Contrary to popular belief (or chokingly blunt metaphoric comedy titles), there are, in fact, a million and one ways to die in the West. Just ask the Miami Heat. The San Antonio Spurs, who lost so heinously the previous year against the same vain Heat, would remind those paying attention that the West is, by far, the strongest conference in the NBA. The Spurs’ veteran core pulverized the Heat’s younger one into a fine powder, winning their fifth NBA title (fourth-most in NBA history) with an impressive 104-87 win.
Those who tuned in with 5:01 remaining in the third quarter of Game 5 of the NBA Finals must have assumed they were watching the “Game of Thrones” season finale since it appeared that LeBron James and his supporting cast of key players were being brutally murdered by the Spurs.
The Spurs, aggressive in their plight to attack the basket with draconian vigor, had widened their lead to 65-44 after Patty Mills hit his third consecutive three-pointer, which was followed by a Manu Ginobili three. The smoldering sparks of Miami were slowly dying in front of the energetic Texas crowd, their restive and once impassioned tactics fading away into the night with a whimper.
Though one would have never imagined a score like this when witnessing the opening minutes of the game.

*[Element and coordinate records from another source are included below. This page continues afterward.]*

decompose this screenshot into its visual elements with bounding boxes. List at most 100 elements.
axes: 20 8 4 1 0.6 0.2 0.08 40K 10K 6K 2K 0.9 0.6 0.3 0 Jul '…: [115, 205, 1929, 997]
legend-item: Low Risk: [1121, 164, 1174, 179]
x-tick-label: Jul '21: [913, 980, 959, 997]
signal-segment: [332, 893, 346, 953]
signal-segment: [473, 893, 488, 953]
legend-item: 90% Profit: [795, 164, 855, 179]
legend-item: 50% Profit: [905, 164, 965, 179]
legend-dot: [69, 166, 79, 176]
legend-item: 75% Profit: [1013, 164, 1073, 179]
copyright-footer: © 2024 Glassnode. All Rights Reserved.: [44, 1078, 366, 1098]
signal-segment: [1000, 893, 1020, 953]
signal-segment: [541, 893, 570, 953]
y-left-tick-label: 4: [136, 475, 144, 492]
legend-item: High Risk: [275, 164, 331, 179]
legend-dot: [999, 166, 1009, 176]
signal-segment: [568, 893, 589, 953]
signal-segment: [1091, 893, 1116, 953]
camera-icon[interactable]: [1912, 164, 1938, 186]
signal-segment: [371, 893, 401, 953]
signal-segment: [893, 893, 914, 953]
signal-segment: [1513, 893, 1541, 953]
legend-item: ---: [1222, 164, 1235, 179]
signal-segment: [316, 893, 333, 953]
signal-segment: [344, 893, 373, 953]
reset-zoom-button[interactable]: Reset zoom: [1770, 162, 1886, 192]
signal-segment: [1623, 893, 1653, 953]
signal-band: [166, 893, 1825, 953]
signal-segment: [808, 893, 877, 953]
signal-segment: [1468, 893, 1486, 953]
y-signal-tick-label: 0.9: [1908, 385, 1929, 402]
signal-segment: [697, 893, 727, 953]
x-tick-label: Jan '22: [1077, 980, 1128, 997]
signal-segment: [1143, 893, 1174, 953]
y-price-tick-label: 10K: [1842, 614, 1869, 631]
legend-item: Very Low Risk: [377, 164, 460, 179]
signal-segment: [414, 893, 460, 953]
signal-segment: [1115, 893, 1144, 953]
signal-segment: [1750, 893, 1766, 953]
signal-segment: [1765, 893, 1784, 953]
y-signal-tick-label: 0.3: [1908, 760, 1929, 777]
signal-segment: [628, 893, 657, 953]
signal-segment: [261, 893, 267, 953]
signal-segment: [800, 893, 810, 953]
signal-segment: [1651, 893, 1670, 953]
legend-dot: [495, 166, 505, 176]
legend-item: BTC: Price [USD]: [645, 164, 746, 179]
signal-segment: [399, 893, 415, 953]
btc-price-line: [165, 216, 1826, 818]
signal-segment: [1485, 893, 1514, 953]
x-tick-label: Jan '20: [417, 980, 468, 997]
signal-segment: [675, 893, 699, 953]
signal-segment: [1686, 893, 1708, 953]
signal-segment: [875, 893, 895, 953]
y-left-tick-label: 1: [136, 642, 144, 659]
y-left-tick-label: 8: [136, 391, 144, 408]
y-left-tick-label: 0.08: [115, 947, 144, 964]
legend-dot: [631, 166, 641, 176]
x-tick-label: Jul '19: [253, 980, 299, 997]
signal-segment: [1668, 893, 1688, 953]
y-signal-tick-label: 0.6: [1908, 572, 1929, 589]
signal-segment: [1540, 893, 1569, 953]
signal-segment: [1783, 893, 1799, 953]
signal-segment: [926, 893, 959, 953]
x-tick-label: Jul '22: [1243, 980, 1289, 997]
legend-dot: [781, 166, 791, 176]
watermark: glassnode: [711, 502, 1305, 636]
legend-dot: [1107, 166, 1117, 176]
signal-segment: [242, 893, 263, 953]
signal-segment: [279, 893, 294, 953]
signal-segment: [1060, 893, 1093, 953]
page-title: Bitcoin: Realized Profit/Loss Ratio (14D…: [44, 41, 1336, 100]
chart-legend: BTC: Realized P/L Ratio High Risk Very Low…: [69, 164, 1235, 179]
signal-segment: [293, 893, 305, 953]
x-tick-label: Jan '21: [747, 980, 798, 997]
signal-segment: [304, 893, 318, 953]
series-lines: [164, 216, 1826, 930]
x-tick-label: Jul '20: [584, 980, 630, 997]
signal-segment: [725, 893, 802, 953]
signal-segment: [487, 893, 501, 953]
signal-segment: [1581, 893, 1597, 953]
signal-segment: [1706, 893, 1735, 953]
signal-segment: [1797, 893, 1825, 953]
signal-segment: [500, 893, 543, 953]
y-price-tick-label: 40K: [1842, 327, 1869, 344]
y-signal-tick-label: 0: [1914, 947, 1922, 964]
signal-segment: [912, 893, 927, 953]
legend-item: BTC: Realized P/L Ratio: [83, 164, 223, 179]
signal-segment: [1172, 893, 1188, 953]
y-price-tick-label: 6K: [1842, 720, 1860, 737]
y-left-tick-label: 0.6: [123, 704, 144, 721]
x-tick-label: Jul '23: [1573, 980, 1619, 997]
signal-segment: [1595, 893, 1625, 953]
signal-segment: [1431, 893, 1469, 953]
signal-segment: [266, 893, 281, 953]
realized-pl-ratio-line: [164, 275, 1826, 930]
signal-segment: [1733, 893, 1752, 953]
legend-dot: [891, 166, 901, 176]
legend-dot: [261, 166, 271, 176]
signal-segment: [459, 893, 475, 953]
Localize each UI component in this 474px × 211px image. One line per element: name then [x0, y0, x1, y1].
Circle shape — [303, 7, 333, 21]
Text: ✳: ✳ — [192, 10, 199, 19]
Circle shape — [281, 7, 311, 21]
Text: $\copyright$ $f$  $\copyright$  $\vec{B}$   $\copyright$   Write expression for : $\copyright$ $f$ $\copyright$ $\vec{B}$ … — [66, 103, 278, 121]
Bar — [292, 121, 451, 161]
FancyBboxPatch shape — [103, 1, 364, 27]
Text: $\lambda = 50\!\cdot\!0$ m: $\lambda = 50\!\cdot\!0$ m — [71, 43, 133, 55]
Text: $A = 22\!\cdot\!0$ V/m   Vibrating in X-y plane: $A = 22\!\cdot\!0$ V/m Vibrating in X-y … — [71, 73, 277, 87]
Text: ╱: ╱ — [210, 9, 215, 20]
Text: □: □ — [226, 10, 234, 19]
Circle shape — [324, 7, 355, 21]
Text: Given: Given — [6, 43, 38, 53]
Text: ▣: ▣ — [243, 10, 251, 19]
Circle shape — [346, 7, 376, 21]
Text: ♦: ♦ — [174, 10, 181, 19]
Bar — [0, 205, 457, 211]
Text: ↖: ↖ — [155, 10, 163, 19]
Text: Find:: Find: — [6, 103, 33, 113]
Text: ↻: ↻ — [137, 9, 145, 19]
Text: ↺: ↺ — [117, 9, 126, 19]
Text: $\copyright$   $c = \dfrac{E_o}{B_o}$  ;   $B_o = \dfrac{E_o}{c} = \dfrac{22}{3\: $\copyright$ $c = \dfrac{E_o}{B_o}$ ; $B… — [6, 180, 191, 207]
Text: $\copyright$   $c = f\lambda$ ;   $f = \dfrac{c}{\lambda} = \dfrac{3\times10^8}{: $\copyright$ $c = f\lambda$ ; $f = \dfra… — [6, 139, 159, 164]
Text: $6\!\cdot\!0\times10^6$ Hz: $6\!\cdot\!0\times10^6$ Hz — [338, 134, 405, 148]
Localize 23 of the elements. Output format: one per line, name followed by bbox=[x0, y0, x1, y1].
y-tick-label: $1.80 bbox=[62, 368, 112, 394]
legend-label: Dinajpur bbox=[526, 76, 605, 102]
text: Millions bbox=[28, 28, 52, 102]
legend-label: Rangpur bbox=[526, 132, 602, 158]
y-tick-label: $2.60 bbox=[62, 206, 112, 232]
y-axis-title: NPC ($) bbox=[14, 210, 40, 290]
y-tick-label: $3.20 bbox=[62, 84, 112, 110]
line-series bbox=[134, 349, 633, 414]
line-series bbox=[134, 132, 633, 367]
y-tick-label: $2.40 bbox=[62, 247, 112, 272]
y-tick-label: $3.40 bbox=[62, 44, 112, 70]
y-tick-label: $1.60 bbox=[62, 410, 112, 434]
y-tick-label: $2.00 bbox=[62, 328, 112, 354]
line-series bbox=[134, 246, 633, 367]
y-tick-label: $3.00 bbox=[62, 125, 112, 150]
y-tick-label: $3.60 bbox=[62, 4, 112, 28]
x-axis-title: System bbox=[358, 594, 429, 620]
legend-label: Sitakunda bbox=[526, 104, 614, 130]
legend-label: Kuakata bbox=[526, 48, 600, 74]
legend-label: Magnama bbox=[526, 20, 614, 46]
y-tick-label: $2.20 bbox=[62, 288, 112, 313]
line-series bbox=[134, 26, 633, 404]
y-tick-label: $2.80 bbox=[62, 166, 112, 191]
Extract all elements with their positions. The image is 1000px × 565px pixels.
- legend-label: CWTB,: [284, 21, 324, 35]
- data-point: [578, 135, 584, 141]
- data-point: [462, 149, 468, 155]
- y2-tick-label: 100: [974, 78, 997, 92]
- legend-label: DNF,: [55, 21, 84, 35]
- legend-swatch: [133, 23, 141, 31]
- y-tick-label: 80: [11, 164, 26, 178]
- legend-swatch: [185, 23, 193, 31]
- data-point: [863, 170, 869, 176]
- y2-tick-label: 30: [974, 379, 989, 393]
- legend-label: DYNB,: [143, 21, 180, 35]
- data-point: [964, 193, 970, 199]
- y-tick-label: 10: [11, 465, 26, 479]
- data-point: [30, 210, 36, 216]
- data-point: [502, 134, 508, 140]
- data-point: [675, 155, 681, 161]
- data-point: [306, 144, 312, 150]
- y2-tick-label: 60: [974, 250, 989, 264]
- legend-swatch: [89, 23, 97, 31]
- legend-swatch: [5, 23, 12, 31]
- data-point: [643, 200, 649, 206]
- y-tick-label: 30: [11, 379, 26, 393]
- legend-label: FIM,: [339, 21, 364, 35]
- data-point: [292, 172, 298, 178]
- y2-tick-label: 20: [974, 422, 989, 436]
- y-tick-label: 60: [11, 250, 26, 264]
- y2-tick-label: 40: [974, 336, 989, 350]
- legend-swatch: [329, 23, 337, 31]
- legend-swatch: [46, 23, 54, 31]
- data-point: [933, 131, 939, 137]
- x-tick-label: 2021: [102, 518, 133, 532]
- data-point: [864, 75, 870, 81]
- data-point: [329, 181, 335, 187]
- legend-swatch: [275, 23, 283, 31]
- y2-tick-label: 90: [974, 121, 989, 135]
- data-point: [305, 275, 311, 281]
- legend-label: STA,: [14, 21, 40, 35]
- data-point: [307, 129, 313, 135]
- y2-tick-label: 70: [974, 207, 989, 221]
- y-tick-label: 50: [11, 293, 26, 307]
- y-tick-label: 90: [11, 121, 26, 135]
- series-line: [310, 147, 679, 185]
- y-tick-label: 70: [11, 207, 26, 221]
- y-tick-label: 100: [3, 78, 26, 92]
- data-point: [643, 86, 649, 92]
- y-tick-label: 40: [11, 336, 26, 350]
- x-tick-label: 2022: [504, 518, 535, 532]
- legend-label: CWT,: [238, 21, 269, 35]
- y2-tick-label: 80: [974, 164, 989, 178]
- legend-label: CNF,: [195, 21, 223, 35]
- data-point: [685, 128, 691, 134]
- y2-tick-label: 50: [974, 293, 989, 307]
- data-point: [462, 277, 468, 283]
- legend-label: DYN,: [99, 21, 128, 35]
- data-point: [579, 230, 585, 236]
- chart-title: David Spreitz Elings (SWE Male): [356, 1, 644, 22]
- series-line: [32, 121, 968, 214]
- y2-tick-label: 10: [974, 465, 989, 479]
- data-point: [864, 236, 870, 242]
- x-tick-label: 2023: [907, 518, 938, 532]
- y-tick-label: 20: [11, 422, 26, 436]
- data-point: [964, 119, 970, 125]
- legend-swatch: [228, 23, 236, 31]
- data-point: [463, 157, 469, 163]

Miami (who appeared to be empowered after head coach Eric Spoelstra messed with his starting lineup and started Ray Allen instead of Mario Chalmers) started the game opening a 22-6 lead, their largest of the series. James put up a total of 17 points in the first 12 minutes and was looking to leave an acerbic taste in the mouths of Tim Duncan, Ginobili, and rest of the Spurs. Not having any of it, San Antonio rebuked sharply in the second and caught up with Miami after outscoring them 33-13 since falling behind 22-6 in the first.
Ginobili took matters into his own hands by adding 14 points off the bench, which helped give his Spurs a 47-40 lead before heading into the locker room at halftime. Even though the Argentine was a force to be reckoned with, it would be Kawhi Leonard who would end up forcing nightmares upon James for years to come. The 22-year-old put up 15 points and showed no signs of slowing down after helping hold the Heat to just 11 points in the second.
It was all Leonard and Mills in the third as they assisted their team in outscoring Miami 59-22 while shooting 53.8 percent in the middle of the quarter. San Antonio was up 77-58 heading into the final 12 minutes of its season.
It would be the young Leonard who would take home the title of MVP after all was said and done, an agonizingly bittersweet honor since Leonard tragically lost his own father on Father’s Day years before.
As the confetti fell and swirled about the feet of the winning team and their dedicated fans, Duncan, laconic in this shining moment, raised his arms upon the world’s stage and took in the moment, a powerful gesture that appeared to expunge the pain of last year’s loss.